Wolf found something visionary and prescient in Stokes’ unusual activities, and does the same thing here.

“Biosphere 2 was [in many media circles] discounted as a fraud and a failure, and the group was called a cult, and I am always skeptical of that kind of thinking,” said Wolf, who nonetheless is duty bound to point out in the movie the endangered biospherians eventually had to scrub the air with external filters, a fact they were initially not eager to disclose to the press, leading to harsh, derisive, and deserved media criticism.

“I was impressed by the scope of the idea, even if you accept that aspects of it were flawed. I was also intrigued by the idiosyncrasies of the group, which defied established categories. They were not hippies, and actually were more comfortable calling themselves capitalists, and they were not just scientists but also artists and explorers and adventurers,” he said.

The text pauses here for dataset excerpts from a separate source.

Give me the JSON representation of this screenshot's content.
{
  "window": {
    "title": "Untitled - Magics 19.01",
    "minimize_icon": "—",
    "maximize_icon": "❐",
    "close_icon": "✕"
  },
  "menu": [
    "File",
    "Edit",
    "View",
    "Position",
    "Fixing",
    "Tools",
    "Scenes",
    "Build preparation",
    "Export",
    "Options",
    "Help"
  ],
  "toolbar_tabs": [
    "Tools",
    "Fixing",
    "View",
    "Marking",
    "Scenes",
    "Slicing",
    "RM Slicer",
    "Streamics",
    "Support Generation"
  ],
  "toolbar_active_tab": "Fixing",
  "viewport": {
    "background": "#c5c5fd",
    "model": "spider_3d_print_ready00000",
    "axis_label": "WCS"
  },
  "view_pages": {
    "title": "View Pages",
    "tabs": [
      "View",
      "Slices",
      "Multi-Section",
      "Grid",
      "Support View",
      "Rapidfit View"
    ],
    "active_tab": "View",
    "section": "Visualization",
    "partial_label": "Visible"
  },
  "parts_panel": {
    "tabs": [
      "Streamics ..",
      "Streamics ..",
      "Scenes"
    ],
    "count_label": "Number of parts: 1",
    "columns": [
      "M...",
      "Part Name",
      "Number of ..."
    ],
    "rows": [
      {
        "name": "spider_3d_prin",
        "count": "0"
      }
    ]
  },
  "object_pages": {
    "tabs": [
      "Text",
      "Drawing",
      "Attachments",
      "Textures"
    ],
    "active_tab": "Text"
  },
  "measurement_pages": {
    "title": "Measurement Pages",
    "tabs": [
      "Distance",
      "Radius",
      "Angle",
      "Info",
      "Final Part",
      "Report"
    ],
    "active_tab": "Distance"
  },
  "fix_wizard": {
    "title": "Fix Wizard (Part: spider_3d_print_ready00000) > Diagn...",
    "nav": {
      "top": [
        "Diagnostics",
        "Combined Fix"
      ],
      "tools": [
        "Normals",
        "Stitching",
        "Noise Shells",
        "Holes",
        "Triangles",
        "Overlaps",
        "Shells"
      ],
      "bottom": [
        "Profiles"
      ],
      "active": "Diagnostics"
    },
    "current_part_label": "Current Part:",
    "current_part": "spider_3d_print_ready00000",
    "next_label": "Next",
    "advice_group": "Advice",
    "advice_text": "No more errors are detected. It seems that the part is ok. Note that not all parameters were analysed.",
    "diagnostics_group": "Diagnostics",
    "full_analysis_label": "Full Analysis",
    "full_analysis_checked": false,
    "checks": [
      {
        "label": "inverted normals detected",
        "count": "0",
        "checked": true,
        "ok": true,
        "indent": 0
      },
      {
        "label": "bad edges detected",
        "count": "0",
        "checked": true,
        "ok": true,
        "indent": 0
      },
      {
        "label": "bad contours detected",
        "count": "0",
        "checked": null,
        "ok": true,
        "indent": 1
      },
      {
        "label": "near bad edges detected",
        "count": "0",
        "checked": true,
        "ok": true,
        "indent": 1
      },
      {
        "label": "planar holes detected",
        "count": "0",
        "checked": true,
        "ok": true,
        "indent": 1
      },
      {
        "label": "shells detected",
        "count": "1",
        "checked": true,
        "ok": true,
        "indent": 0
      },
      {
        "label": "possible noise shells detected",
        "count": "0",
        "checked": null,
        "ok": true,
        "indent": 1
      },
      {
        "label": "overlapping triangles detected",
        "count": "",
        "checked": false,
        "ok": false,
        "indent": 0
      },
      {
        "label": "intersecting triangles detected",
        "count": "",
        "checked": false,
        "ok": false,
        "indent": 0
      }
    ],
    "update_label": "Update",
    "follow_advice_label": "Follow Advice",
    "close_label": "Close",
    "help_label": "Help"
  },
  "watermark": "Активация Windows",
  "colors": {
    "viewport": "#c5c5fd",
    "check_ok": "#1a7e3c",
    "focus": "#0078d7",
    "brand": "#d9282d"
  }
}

Though derided at the time as “ecological entertainment” rather than useful science, Biosphere 2 — still attracting tourists today — has a valuable legacy, Nelson said.

“We wanted to demonstrate, and I think we did, this idea that ecology could be an adventure,” said Nelson, who’s written about his experiences (“Life Under Glass: The Inside Story of Biosphere 2”) and continues to teach about his experiences. “I can tell you that we inspired a gazillion kids to think about ecosystems in a way that is exciting to them, and I’m proud to have been a part of it, because I think it is more relevant today than ever.”

The movie is available on demand, and can also be accessed though streaming links via many independent theaters, including the Philadelphia Film Society, Lightbox Film Center, and Renew Theaters’ four suburban venues (the Ambler Theater, Jenkintown’s Hiway Theater, Doylestown’s County Theater, and Princeton Garden Theatre).

If you stream via the website of your local art house, a portion of the revenue goes to that venue. For a complete list, visit neonrated.com, the website of the distributor Neon.